Henri Robinson se volvió hacia mí, sus ojos oscuros estaban cubiertos por una brillante película parecida al agua jabonosa, que podrían haber sido cataratas o quizás el reflejo de sus gafas.
—Doctor Marlow, soy un hombre viejo y quise mucho a Aude de Clerval. Nunca se ha ido del todo. Y Robert Oliver parecía sumamente interesado en su historia y en la historia de Béatrice de Clerval, así que le leí las cartas. Se las leí. A posteriori, creo que Aude habría querido que lo hiciera. Aude y yo las leímos juntos en voz alta una o dos veces, y dijo que creía que eran para las personas que pudiesen apreciar la historia que había en las mismas. Por eso nunca las he publicado ni he escrito sobre ellas.

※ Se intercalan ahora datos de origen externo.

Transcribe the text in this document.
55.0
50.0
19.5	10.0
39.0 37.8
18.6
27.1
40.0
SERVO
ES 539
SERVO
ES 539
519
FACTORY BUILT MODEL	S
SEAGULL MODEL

—¿Le leyó las cartas a Robert?
—Bueno, sé que seguramente no debería haberlo hecho, pero era tal su interés que pensé que necesitaba oírlas. Fue un error.

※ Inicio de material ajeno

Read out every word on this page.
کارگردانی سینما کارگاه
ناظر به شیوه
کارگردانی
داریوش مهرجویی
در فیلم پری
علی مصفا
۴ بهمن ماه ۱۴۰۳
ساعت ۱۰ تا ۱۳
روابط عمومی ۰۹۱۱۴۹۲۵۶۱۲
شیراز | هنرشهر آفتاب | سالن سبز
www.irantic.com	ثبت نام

Me imaginé a Robert, apoyado en sus grandes codos e inclinado hacia delante, escuchando mientras el hombre frágil del otro sillón leía en voz alta las palabras de Béatrice y Olivier.
—¿Las entendió?
—¿Se refiere a la lengua? ¡Oh!, se las traduje cuando fue necesario. Y su francés era bastante bueno, ¿sabe? ¿O se refiere al contenido de las cartas? No sé qué es lo que entendió del contenido.
—¿Cuál fue su reacción?
—Cuando llegué al final, vi que la expresión de su cara era muy… ¿Cómo lo llaman ustedes…? Sombría. Creí que iba a llorar. Entonces dijo algo extraño, pero como si pensara en voz alta: «Vivieron, ¿verdad?» Y le dije que sí, que cuando uno lee cartas viejas entiende que la gente del pasado realmente vivió, y es muy conmovedor. Yo mismo me emocioné leyéndoselas en voz alta a este desconocido. Pero él me dijo que no, que no…, que se refería a que ellos realmente habían vivido, pero él no. —Henri Robinson meneó la cabeza con los ojos clavados en mí—. Entonces empecé a pensar que era un poco excéntrico. Pero, como es lógico, estoy acostumbrado a tratar con artistas. Aude era tremendamente peculiar con respecto a su historia y los cuadros de su madre; era algo que me gustaba de ella. —Hizo una pausa—. Antes de despedirnos, Robert me dijo que las cartas le habían ayudado a saber mejor lo que Béatrice habría querido que él pintase. Dijo que se entregaría en cuerpo y alma a pintar su vida, a su memoria y a rendirle tributo. Hablaba como un hombre enamorado de los muertos, como dice usted… Sé lo que eso significa, doctor. Me hago cargo.